Being Humble

Being Humble means you recognize when your actions are ego-driven and based in pride, and you choose instead to look for motivations based on care and respect for others and yourself. You take a balanced approach serving both yourself and others because you view both as equally part of something larger. Humility involves your struggle with desires that are deep within you for strength and security and recognition.

Have a grounded view of your success. Yes, it has to do with you and your efforts and talents. But it also has to do with luck and timing and gifts from God and others. Many, many others have contributed to your success-–your parents, mentors, colleagues, competitors, friends, family, and everyone who is part of the web of community that you live in. In many ways, your success might just be an accident of fate. Maybe, maybe not, but being humble means you know it is never completely of your own making.

In Contrast: Being Humble is not:

You will know that your ego is asserting itself and your pride is taking over when:
  • Your problem or need is more important than the other person's.
  • Your problem or need is an excuse to be rude, pushy and demanding.
  • You believe that you deserve special treatment that others don't deserve.
  • You look down on others, judging them to be lesser than you in some way.
  • You see yourself as a big wheel and others as cogs.
  • You aren't grateful for what you have; you deserve more.
  • You don't check your work.
  • You don't accept any criticism or input. You're sure you are right.
  • You are complacent with things as they are and satisfied to "just get by."
  • You're a free rider.
  • You are a doormat and let others literally walk over you without speaking up.
  • You give to get, expect a public thank you, and crave recognition.
  • You encounter a needy person and assume you know what they need and how you can help.

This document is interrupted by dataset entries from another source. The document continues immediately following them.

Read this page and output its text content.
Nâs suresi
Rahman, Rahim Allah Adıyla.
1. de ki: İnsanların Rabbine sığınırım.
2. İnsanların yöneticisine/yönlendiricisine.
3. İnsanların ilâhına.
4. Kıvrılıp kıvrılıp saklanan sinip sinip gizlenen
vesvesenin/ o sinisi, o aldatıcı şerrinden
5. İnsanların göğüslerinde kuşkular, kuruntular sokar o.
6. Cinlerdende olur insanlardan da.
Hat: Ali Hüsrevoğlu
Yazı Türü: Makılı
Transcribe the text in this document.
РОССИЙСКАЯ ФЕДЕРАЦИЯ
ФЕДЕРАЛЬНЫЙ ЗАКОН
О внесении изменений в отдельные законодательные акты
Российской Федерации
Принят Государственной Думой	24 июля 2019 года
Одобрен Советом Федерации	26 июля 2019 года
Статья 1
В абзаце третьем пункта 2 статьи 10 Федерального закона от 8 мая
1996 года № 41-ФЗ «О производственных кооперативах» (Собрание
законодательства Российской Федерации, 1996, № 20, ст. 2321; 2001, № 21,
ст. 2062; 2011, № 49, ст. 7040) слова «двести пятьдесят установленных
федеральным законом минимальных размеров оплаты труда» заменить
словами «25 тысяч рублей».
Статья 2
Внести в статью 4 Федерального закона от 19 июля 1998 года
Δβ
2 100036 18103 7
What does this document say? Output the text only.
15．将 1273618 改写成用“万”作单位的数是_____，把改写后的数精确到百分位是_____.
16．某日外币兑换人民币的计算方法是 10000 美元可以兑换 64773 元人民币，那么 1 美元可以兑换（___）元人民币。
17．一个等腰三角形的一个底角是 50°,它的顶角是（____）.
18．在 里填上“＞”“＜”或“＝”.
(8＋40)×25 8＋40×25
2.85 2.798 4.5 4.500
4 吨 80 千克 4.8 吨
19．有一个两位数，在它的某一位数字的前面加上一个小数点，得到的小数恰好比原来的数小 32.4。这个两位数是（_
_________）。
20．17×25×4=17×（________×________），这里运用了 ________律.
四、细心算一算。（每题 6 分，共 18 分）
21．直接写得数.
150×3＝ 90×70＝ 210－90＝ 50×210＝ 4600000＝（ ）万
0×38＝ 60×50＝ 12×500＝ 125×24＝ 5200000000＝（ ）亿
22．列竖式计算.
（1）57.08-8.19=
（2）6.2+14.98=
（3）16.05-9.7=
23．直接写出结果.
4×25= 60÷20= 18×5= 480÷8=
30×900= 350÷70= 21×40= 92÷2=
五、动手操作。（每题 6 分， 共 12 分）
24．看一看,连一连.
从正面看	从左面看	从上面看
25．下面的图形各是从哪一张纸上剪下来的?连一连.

When you meet another person, do you typically place yourself above them (in command), below them (in deference), or do you do something else?

Every person, including yourself, is a unique combination of qualities and none is “better” than any other. Any standard by which you might judge them to be superior or inferior to you-–wealth, intelligence, appearance, and so on--is looking at only a mere fraction of the fullness that makes up that person. If you knew them from childhood like a brother or sister they would be much more to you than these qualities so resist looking at others through these lenses. Instead, be open to the idea that you and the other, together, are part of something larger, an extended family. The family bond means that you value your relationship to the other person just as you would to a brother or sister.

Explore Being Humble

Recognize that just about everything good in your life is a gift. This is key to finding joy because there is no transactional aspect to receiving a gift. You can’t get less than you deserve because you deserve nothing.


Humility means knowing the reality of your place in the world, and that starts with the realization that you are the recipient of many gifts.